Vivacchiare? Non nelle intenzioni, sì nei fatti
Sono ancora presenti nelle orecchie di critica e tifoseria le parole dell'abbrivio dell'estate 2013, che assicuravano dal vertice come il Barletta non volesse "vivacchiare" in un torneo privo di retrocessioni, dove il rischio di giocare senza motivazioni era dietro l'angolo. Tatò, Martino e lo staff avevano assicurato una squadra competitiva, che puntasse al nono posto, o che in alternativa perlomeno valesse il prezzo del biglietto. Bene, a metà novembre, dopo 1/3 abbondante di campionato, possiamo dire che raramente questo Barletta è stato in campo: i fatti dicono che oggi al "Puttilli" più che vivacchiare, si è sonnecchiato, se non fischiato lo spettacolo messo in mostra. E di questo ne han colpa i giocatori, che ieri sono mancati di grinta, la caratteristica fondamentale per supplire a ogni limite, chi li manda in campo, che non ha trasmesso i necessari diktat e le idee di gioco, e chi li ha scelti: la squadra è a otto punti dal nono posto, e se l'andazzo non muterà, il divario è destinato ad aumentare in maniera evidente. Vedere giocare in questa maniera la squadra non serve a nessuno e la sensazione è che si possa essere alla pari con gli altri solo giocando "al 200%", come detto dal portiere Liverani in conferenza stampa. E il rischio è di vedere sempre meno gente allo stadio, come i numeri già stanno testimoniando.

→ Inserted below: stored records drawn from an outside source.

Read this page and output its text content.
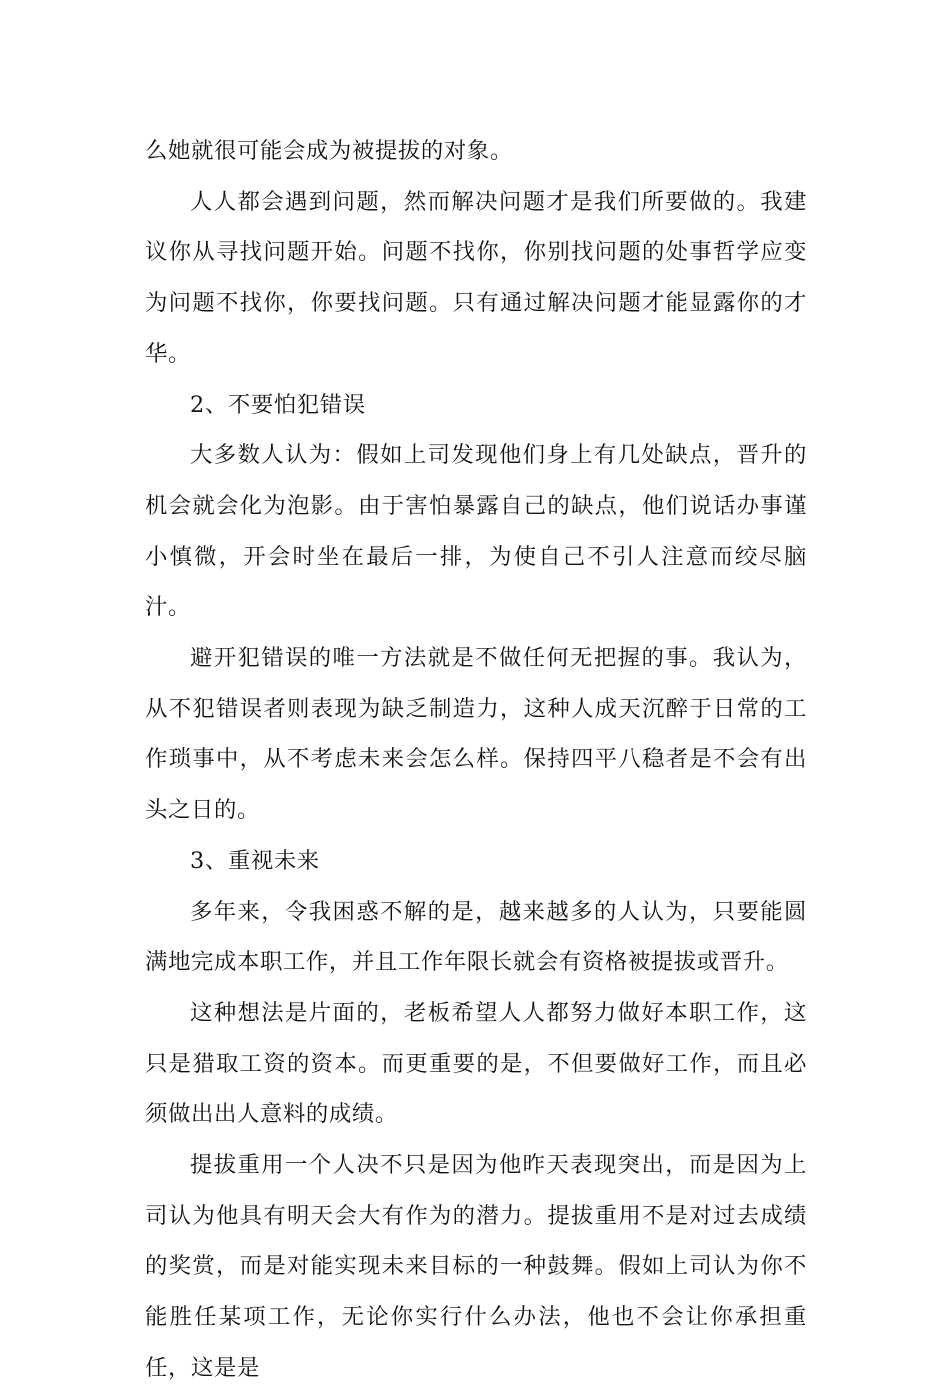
么她就很可能会成为被提拔的对象。

人人都会遇到问题，然而解决问题才是我们所要做的。我建议你从寻找问题开始。问题不找你，你别找问题的处事哲学应变为问题不找你，你要找问题。只有通过解决问题才能显露你的才华。

2、不要怕犯错误

大多数人认为：假如上司发现他们身上有几处缺点，晋升的机会就会化为泡影。由于害怕暴露自己的缺点，他们说话办事谨小慎微，开会时坐在最后一排，为使自己不引人注意而绞尽脑汁。

避开犯错误的唯一方法就是不做任何无把握的事。我认为，从不犯错误者则表现为缺乏制造力，这种人成天沉醉于日常的工作琐事中，从不考虑未来会怎么样。保持四平八稳者是不会有出头之日的。

3、重视未来

多年来，令我困惑不解的是，越来越多的人认为，只要能圆满地完成本职工作，并且工作年限长就会有资格被提拔或晋升。

这种想法是片面的，老板希望人人都努力做好本职工作，这只是猎取工资的资本。而更重要的是，不但要做好工作，而且必须做出出人意料的成绩。

提拔重用一个人决不只是因为他昨天表现突出，而是因为上司认为他具有明天会大有作为的潜力。提拔重用不是对过去成绩的奖赏，而是对能实现未来目标的一种鼓舞。假如上司认为你不能胜任某项工作，无论你实行什么办法，他也不会让你承担重任，这是是
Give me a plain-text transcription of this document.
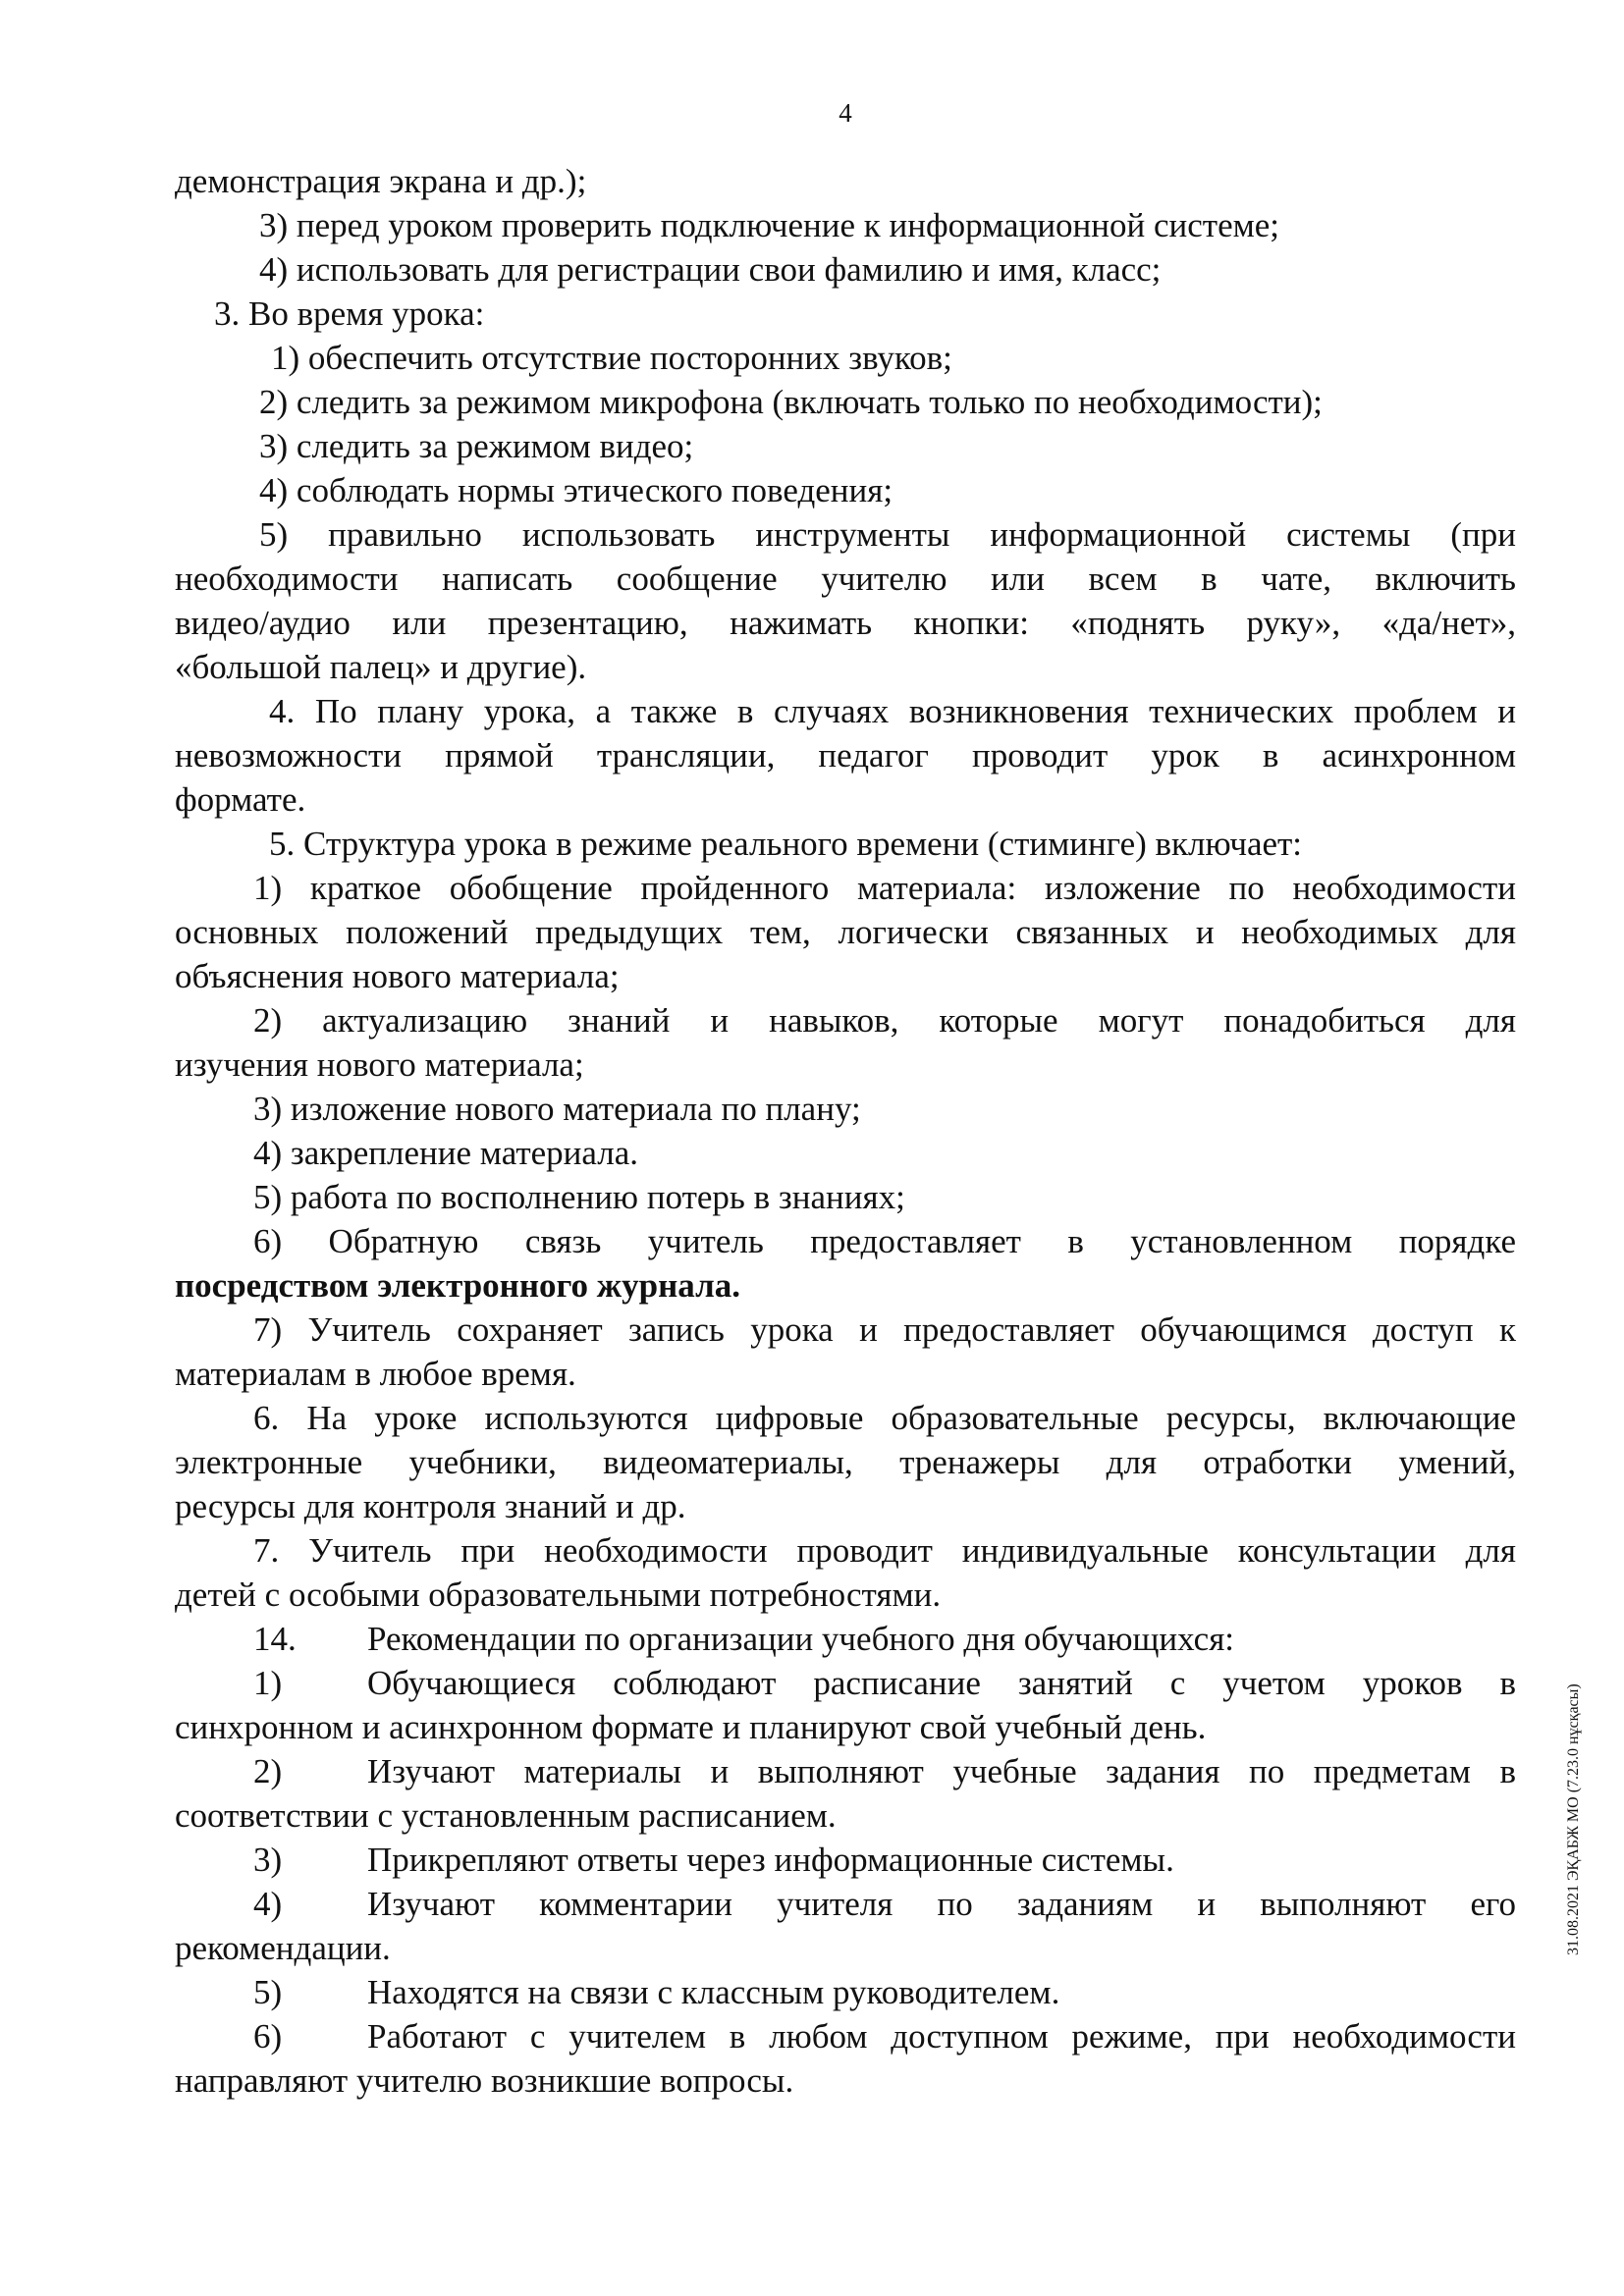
4
демонстрация экрана и др.);
3) перед уроком проверить подключение к информационной системе;
4) использовать для регистрации свои фамилию и имя, класс;
3. Во время урока:
1) обеспечить отсутствие посторонних звуков;
2) следить за режимом микрофона (включать только по необходимости);
3) следить за режимом видео;
4) соблюдать нормы этического поведения;
5) правильно использовать инструменты информационной системы (при
необходимости написать сообщение учителю или всем в чате, включить
видео/аудио или презентацию, нажимать кнопки: «поднять руку», «да/нет»,
«большой палец» и другие).
4. По плану урока, а также в случаях возникновения технических проблем и
невозможности прямой трансляции, педагог проводит урок в асинхронном
формате.
5. Структура урока в режиме реального времени (стиминге) включает:
1) краткое обобщение пройденного материала: изложение по необходимости
основных положений предыдущих тем, логически связанных и необходимых для
объяснения нового материала;
2) актуализацию знаний и навыков, которые могут понадобиться для
изучения нового материала;
3) изложение нового материала по плану;
4) закрепление материала.
5) работа по восполнению потерь в знаниях;
6) Обратную связь учитель предоставляет в установленном порядке
посредством электронного журнала.
7) Учитель сохраняет запись урока и предоставляет обучающимся доступ к
материалам в любое время.
6. На уроке используются цифровые образовательные ресурсы, включающие
электронные учебники, видеоматериалы, тренажеры для отработки умений,
ресурсы для контроля знаний и др.
7. Учитель при необходимости проводит индивидуальные консультации для
детей с особыми образовательными потребностями.
14. Рекомендации по организации учебного дня обучающихся:
1) Обучающиеся соблюдают расписание занятий с учетом уроков в
синхронном и асинхронном формате и планируют свой учебный день.
2) Изучают материалы и выполняют учебные задания по предметам в
соответствии с установленным расписанием.
3) Прикрепляют ответы через информационные системы.
4) Изучают комментарии учителя по заданиям и выполняют его
рекомендации.
5) Находятся на связи с классным руководителем.
6) Работают с учителем в любом доступном режиме, при необходимости
направляют учителю возникшие вопросы.
31.08.2021 ЭҚАБЖ МО (7.23.0 нұсқасы)
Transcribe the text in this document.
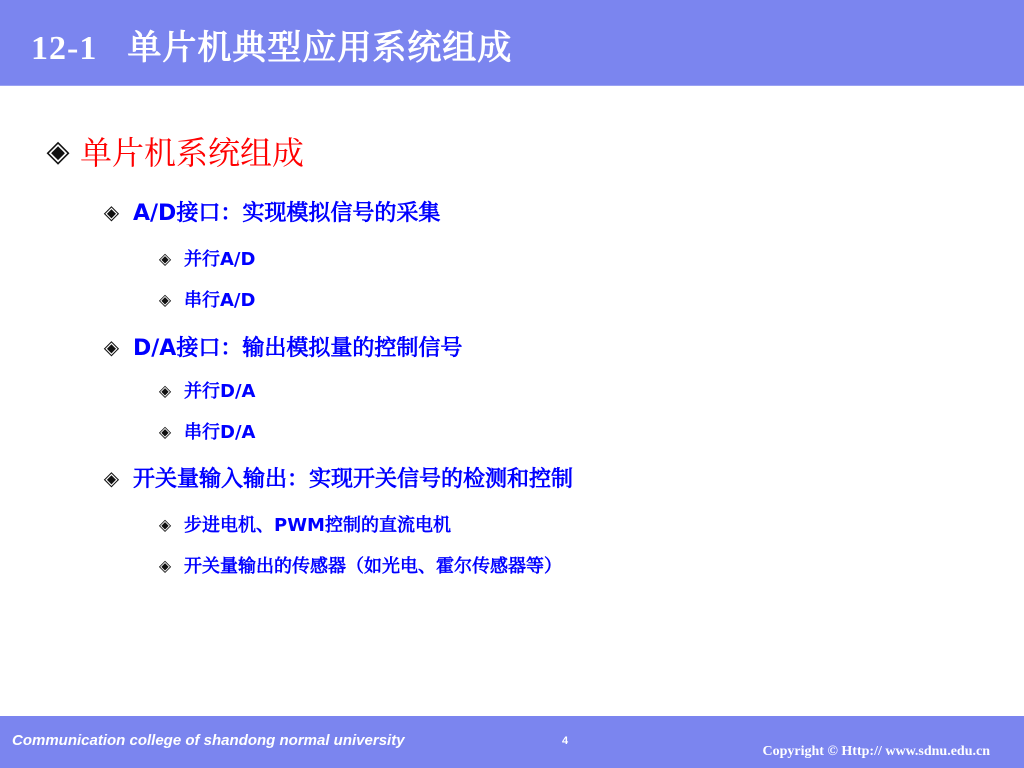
12-1 单片机典型应用系统组成
◈ 单片机系统组成
◈ A/D接口：实现模拟信号的采集
◈ 并行A/D
◈ 串行A/D
◈ D/A接口：输出模拟量的控制信号
◈ 并行D/A
◈ 串行D/A
◈ 开关量输入输出：实现开关信号的检测和控制
◈ 步进电机、PWM控制的直流电机
◈ 开关量输出的传感器（如光电、霍尔传感器等）
Communication college of shandong normal university	4
Copyright © Http:// www.sdnu.edu.cn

Coperta corta, il leit-motiv ritorna
Una delle evidenze che oggi è difficile negare dalle parti di via Vittorio Veneto riguarda la carenza di alternative offerte dall'organico, nodo aggrovigliato e presente sin dall'estate, spesso minimizzato ma comprovato dai fatti. Un ultimo esempio? La risposta di mister Orlandi a chi ieri gli chiedeva in Sala Stampa perché non avesse sostituito Cicerelli, autore di una deludente prestazione. "Non abbiamo calciatori offensivi in alternativa, bisognerebbe stravolgere tutto, non si può fare in questo momento. Cicerelli ha nelle sue corde lo spunto, alla fine ho schierato a fine partita gli attaccanti a disposizione". Allora viene quantomeno lecito chiedersi: perché portare in panchina un classe '98 come Guglielmi, difensore centrale, e sacrificare Mastroberti- esterno offensivo della "Berretti"- in tribuna? La scelta appare, almeno sulla carta, poco spiegabile, anche se nessuno può dirci che alla prova dei fatti il risultato sarebbe stato diverso. La coperta biancorossa resta molto corta, e con l'inverno che si appresta ad arrivare, si rischia di restare "freddati" sul rettangolo verde.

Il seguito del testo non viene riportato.